Nigeria, the largest economy in Africa, is actively pursuing membership in the BRICS group, aiming to assert itself as a significant player on the global economic stage, according to reports by Bloomberg.
Yusuf Tuggar, Nigeria’s Minister of Foreign Affairs, revealed the country’s ambition to join the BRICS club within the next two years. Tuggar emphasized Nigeria’s determination to engage with groups that have clear and constructive objectives.
“Nigeria has come of age to decide for itself who her partners should be and where they should be, being multiple aligned is in our best interest,” the minister stated.
“We need to belong to groups like BRICS, like the G-20 and all these other ones because if there’s a certain criterion, say the largest countries in terms of population and economy should belong, then why isn’t Nigeria part of it?” he added.
The BRICS group, originally comprising Brazil, Russia, India, China, and South Africa, aims to reshape the global economic order and increase its collective economic influence. The group seeks to challenge the longstanding dominance of the West in the world economy.
Recently, BRICS expanded by adding new members, including Saudi Arabia, Iran, Ethiopia, Egypt, Argentina, and the United Arab Emirates. The newly admitted countries would become full members from January 1, 2024, while 40 more countries are said to have registered their interests in joining the bloc.
Nigeria is now expressing its interest in joining this influential group, despite historical ties with the West.
Nigeria’s ties with the West led by the United States have spanned over 63 years, but this relationship in the opinions of many observers has not translated to any substantial benefits for the most populous country in Africa.
It is against this background that many political scientists and economic analysts have called on Nigerian leaders to enlist the country in the forum’s membership to advance its economic interests.

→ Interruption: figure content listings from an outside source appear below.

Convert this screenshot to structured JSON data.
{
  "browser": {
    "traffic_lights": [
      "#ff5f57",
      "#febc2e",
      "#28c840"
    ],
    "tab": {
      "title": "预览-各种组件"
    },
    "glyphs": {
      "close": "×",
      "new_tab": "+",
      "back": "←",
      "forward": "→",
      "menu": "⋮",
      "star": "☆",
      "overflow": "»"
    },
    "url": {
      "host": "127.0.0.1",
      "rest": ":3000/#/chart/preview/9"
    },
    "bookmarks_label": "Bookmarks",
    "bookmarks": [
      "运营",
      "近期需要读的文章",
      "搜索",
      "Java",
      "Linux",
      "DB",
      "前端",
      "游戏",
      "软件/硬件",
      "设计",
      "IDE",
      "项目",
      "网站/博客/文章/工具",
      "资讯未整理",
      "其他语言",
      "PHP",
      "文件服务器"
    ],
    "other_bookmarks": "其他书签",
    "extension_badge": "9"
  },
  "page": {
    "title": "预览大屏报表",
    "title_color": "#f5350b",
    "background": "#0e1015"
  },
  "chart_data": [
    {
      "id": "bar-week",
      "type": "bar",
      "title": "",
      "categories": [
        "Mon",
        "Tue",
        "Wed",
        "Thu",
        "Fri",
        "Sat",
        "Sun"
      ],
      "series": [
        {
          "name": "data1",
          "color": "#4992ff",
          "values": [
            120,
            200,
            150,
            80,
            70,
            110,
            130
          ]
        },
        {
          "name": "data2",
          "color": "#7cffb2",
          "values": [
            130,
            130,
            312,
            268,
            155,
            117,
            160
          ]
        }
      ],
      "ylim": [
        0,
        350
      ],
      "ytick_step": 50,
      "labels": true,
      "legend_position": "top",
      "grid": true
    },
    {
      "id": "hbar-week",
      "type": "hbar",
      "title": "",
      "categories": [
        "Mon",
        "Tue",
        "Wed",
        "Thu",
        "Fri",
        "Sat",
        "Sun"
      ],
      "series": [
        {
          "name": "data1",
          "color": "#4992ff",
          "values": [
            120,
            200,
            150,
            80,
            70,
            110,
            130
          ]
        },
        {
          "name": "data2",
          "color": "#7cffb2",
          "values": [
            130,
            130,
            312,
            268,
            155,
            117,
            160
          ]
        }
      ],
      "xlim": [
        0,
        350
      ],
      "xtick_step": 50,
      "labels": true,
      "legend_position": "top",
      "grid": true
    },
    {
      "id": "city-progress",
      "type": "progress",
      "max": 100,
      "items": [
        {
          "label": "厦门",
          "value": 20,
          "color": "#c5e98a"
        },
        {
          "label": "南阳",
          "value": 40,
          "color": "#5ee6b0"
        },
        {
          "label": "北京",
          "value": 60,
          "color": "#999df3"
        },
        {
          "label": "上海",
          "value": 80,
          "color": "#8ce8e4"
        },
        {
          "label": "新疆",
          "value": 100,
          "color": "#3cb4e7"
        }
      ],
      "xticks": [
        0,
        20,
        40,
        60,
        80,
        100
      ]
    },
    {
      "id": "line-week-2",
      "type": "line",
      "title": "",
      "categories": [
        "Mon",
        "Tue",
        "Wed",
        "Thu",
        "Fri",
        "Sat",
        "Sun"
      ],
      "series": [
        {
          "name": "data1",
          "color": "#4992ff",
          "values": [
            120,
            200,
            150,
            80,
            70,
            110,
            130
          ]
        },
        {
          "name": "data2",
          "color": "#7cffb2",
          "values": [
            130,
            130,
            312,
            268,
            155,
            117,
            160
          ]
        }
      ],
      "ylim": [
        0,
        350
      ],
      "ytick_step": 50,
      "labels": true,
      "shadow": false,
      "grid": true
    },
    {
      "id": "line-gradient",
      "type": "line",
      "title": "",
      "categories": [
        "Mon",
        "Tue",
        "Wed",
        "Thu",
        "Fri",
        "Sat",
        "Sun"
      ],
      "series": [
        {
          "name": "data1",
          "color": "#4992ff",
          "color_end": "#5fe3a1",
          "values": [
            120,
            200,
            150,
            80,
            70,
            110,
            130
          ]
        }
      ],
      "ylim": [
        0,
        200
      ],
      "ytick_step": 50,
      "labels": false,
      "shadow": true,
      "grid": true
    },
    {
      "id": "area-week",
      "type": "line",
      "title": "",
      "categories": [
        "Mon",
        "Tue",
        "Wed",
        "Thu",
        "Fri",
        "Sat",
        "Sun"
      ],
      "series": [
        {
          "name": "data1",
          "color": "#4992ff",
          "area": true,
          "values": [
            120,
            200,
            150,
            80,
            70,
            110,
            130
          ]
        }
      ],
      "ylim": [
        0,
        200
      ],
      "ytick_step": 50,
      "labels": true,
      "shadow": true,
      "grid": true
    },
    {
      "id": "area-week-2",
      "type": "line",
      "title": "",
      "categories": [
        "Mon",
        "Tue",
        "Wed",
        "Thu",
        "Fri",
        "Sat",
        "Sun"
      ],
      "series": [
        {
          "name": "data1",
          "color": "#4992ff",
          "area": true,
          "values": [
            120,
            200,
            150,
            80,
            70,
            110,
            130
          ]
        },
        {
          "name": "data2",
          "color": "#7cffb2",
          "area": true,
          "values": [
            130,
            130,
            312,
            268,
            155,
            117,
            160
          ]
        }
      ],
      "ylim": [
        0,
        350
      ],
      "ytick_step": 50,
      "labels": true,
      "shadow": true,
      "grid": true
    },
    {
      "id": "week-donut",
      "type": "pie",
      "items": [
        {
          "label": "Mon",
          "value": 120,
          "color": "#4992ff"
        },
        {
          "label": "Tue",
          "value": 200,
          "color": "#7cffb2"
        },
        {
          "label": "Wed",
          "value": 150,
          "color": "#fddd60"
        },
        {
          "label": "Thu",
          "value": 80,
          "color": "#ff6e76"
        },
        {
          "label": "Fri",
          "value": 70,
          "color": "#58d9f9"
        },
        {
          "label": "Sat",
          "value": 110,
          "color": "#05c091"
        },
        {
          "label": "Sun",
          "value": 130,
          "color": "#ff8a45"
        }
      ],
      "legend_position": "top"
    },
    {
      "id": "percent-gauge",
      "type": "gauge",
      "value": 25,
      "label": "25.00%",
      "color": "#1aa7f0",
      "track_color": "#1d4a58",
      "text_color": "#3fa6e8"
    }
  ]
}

However, contrary to the claim that Nigeria was rejected by the bloc, the Vice President, Kashim Shettima, who represented President Bola Tinubu at the bloc’s 15th summit in Johannesburg said Nigeria had not applied to join the economic bloc.
There is some debate about whether Nigeria has formally applied for BRICS membership in the past. While Vice President Kashim Shettima denied such claims, publicly available information suggests Nigeria has indeed expressed interest in joining BRICS.
The move to join BRICS signifies Nigeria’s strong desire to position itself as a major economic player in Africa and globally.
By seeking membership in this influential group, Nigeria aims to play a more prominent role in shaping international economic policies and challenging the traditional economic order dominated by Western nations.